What do dogs bark at? Ninety percent of the time I have no idea. Around here, the Pied Piper of the moment starts and the rest of the hotel guests happily follow suit, yipping and yapping at nothing in particular. No one is walking by, no cars driving by and as far as I can tell, no intruders are lurking on the horizon.
Besides the obvious reasons dog bark; greetings, warnings and loneliness, there might be another reason: because they can. They really have nothing to say, but it passes the time. It’s the canine version of Facebook.
There are a few stumbling blocks to attempting yoga here at the Lodge. The candles are lit, the New Age music hums in the background. All is serene except a handful of small, yappy dogs. Small, yappy dogs that are convinced I have come up with a new game for them. They tug at the yoga mat, prop themselves against my Lotus-twisted thighs and collapse belly up two inches away from my ground-level nose.
My favorite pose, Downward Facing Dog, perfectly mimics our friends’ paws-down, butt-up gesture that signals play! I do not want to play, I tell the guests. I want to do twenty minutes of something I really don’t want to do. Yoga is slow, methodical and focused, everything I am not. It keeps company with all the other things I don’t want to do; teeth cleaning and colonoscopies, to name a few.
The guests ignore me when I explain this, too busy chasing each other around and under my Bridge pose. Half the time, the guests win out. I give up, laughing and rolling around with them. This is what I call Doga, an exercise regimen that builds the heart and happiness muscles. I like it way better than all the Warrior poses in the world.

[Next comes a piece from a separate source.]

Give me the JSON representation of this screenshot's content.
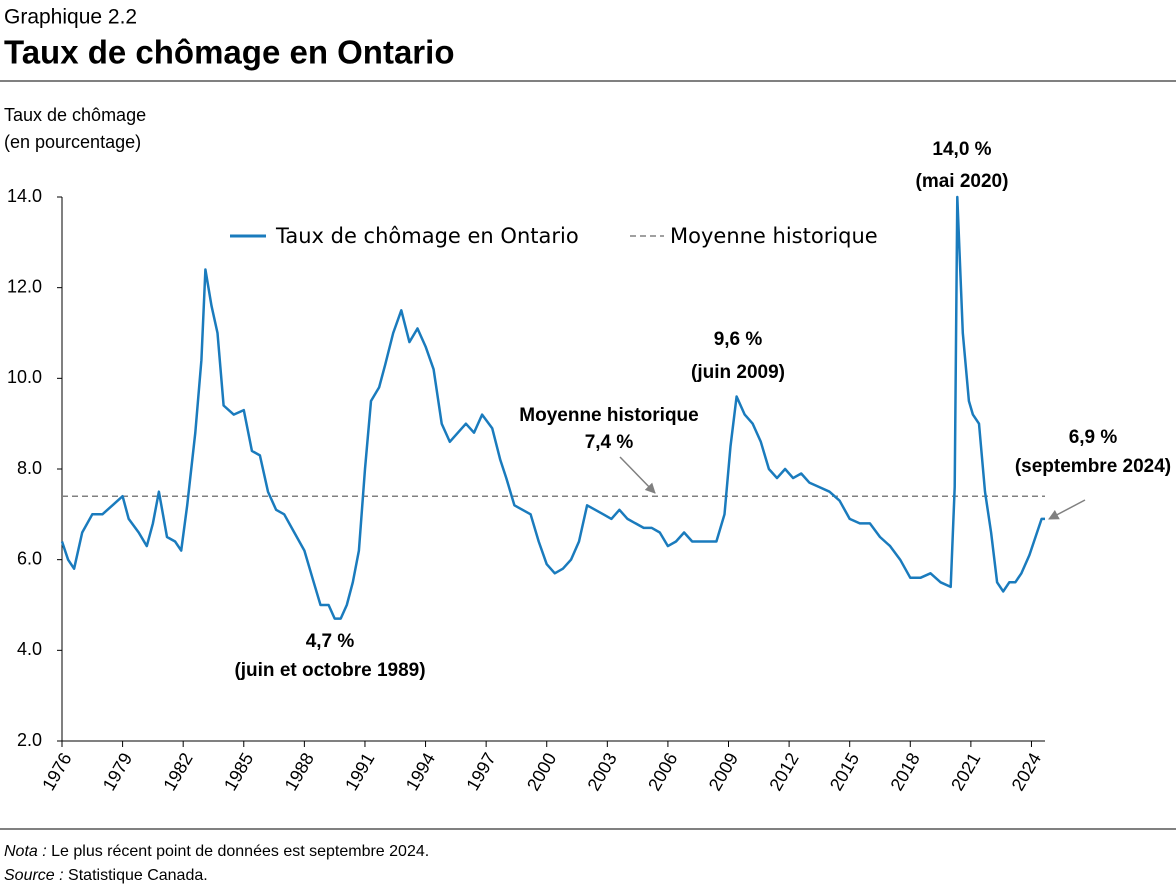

Have you looked at your dog tag lately? Your dog’s, actually. Having had hundreds of guests visit Little Pup Lodge over the years, I’ve noticed the following fails with identification info:
Engraved name tags with name and phone number worn off. It happens over time and not the kind of thing a guardian would notice, so take a look-see.
Out-of-date contact information.
Rabies, chip, and license tags but no i.d.
Identification tags on harnesses, though the dog sometimes (or often) isn’t wearing it.
For the safety of your fur baby, always assume that a disaster looms just over the horizon. Could be another Katrina, earthquake, twister, or a recently elected lunatic with access to the nuclear codes. Be safe.
Welcome to the first Little Pup Lodge blog entry. I wanted to name this the Odd Thought Dog Blog, but it was too long to fit on the menu. Here’s something I’ve been pondering: how many metaphors, analogies, idioms, etc. refer to man’s best friend? Here’s a few. Man’s best friend. Dog-tired. My dogs are barking (Translation: my feet are sore). Dog-day afternoon. Lie down with dogs, get up with fleas. Bone of contention. Barking up the wrong tree. Lie like a dog. Crooked as a dog’s hind leg. Dog-eat-dog world. Dog in a manger. Let sleeping dogs lie. I’m sure there’s many more; add yours. No fair googling!